- Born: Sidney John Hare January 26, 1860 Louisville, Kentucky, U.S.
- Died: October 25, 1938 (aged 78) Kansas City, Missouri, U.S.
- Resting place: Forest Hill Calvary Cemetery Kansas City, Missouri, U.S.
- Education: Central High School
- Occupation: Landscape architect
- Employer: Hare & Hare
- Spouse: Mathilda A. Korfhage ​ ​(m. 1885)​
- Children: 2, including S. Herbert Hare

= Sid J. Hare =

American landscape architect (1860–1938)

Sidney John Hare (January 26, 1860 - October 25, 1938) was an American landscape architect. He worked with his son S. Herbert Hare with the landscaping company Hare & Hare.

==Early life==
Sidney John Hare was born on January 26, 1860, in Louisville, Kentucky, to Isadore (née Bethurum) and Christopher Columbus Hare. He attended a private school in Louisville. Hare and his family moved to Kansas City, Missouri when he was eight. He graduated from the Central High School. In 1881, Hare finished a special course of study on surveying and trigonometry and received a special diploma from the Board of Education. He learned landscape architecture from George Kessler.

==Career==
In 1881, Hare was hired by the City Engineer's Office. In 1896, Hare was the superintendent of Forest Hill Calvary Cemetery in Kansas City. He worked in this role for six years, leaving in 1902. In 1909, he opened a landscape architect office. In 1910, his son, S. Herbert Hare, joined his office. They named their business Hare & Hare. Hare was hired by J. C. Nichols to design Mission Hills, Kansas, including the Mission Hills Country Club, in 1913–1914. He was also hired by Robert A. Long to design Longview, Washington.

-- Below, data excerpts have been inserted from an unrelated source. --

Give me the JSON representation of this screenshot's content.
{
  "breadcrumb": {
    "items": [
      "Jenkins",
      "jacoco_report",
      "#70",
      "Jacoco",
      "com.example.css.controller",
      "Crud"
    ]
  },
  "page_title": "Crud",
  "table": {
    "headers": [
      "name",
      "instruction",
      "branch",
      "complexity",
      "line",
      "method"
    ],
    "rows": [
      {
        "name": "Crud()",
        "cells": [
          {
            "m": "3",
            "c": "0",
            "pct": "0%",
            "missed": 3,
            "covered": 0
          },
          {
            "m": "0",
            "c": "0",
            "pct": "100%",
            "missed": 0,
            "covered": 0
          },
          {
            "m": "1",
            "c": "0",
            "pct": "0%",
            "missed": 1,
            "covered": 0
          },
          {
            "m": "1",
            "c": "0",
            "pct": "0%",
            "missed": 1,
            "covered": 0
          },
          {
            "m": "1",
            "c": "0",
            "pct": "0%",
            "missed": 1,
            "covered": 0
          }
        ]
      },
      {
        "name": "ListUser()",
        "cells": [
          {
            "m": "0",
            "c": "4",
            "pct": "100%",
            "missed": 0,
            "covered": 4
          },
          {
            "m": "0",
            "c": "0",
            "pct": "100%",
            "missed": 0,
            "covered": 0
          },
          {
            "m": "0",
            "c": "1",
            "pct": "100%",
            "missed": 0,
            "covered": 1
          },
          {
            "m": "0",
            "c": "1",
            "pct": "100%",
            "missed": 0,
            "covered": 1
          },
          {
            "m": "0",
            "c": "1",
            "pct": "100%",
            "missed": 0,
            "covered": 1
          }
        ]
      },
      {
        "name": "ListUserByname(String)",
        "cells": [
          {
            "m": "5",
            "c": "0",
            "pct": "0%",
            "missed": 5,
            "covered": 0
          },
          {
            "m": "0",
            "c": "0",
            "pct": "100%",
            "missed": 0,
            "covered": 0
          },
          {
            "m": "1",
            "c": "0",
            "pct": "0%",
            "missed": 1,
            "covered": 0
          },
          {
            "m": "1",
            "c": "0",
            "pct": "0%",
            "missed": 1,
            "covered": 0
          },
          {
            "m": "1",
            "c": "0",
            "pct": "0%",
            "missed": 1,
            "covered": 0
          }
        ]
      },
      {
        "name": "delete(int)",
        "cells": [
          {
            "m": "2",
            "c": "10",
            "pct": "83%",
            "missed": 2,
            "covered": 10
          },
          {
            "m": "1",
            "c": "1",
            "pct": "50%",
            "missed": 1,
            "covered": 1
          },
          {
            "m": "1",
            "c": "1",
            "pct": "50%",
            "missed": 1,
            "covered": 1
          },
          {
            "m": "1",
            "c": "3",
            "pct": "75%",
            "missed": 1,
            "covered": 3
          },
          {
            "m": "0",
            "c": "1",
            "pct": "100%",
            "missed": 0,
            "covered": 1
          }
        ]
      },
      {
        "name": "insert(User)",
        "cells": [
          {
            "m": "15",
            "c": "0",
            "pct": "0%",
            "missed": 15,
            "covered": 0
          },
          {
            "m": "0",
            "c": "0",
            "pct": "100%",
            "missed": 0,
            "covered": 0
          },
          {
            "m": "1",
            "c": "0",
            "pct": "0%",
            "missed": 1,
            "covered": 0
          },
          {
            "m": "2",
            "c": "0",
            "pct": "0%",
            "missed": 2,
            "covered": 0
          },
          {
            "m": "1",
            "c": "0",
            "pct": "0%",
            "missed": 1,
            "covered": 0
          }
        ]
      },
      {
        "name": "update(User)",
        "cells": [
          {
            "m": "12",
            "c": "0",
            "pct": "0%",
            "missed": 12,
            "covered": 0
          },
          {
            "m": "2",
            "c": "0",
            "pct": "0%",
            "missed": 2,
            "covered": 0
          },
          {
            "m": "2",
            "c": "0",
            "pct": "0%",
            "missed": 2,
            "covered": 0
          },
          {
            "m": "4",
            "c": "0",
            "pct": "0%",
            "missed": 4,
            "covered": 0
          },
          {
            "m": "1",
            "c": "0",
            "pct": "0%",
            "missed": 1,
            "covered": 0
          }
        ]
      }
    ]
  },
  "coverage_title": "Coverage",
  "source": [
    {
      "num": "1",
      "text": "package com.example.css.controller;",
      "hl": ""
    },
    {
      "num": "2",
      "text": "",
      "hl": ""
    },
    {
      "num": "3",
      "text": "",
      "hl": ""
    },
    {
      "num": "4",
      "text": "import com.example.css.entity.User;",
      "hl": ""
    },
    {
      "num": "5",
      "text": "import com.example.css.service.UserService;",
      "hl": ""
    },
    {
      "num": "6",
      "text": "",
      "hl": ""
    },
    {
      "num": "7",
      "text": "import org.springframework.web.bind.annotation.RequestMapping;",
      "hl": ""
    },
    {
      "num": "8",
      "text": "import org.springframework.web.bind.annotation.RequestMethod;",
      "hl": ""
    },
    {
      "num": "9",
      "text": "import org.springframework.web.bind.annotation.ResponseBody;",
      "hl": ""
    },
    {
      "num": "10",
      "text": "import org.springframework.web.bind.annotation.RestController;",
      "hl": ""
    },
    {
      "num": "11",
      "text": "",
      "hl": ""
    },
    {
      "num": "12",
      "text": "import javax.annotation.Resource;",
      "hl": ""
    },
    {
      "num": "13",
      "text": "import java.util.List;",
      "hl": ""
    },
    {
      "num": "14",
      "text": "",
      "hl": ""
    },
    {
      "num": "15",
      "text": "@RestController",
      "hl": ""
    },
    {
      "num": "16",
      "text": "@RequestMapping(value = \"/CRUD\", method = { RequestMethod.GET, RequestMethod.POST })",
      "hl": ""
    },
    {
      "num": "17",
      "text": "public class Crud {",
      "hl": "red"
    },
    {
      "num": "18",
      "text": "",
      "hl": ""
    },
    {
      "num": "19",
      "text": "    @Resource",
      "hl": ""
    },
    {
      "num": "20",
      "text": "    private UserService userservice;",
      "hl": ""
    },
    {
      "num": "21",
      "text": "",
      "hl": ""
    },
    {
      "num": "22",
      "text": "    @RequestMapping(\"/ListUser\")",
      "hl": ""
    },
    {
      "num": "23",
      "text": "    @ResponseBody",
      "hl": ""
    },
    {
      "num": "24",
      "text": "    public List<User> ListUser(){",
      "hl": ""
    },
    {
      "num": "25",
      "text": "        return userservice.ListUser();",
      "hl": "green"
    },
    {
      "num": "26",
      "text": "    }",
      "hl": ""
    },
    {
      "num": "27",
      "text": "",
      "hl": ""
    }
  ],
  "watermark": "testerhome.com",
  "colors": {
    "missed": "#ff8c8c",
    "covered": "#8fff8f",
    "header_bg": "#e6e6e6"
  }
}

Hare designed Point Defiance Park in Tacoma, Washington and Dealey Plaza in Dallas, Texas. He also designed locations in Houston, Texas. With his son S. Herbert Hare, he designed the Nelson-Atkins Museum of Art in Kansas City and the Fort Worth Botanic Garden in Fort Worth, Texas.

==Death==
In 1885, Hare married Mathilda A. Korfhage. They had one son and daughter, Sidney Herbert and Nellie.

In 1924, Hare moved into a 20-acre home east of Swope Park. He named it Harecliff. Hare died on October 25, 1938, at his Harecliff home in Kansas City, Missouri. He was buried at Forest Hill Calvary Cemetery in Kansas City.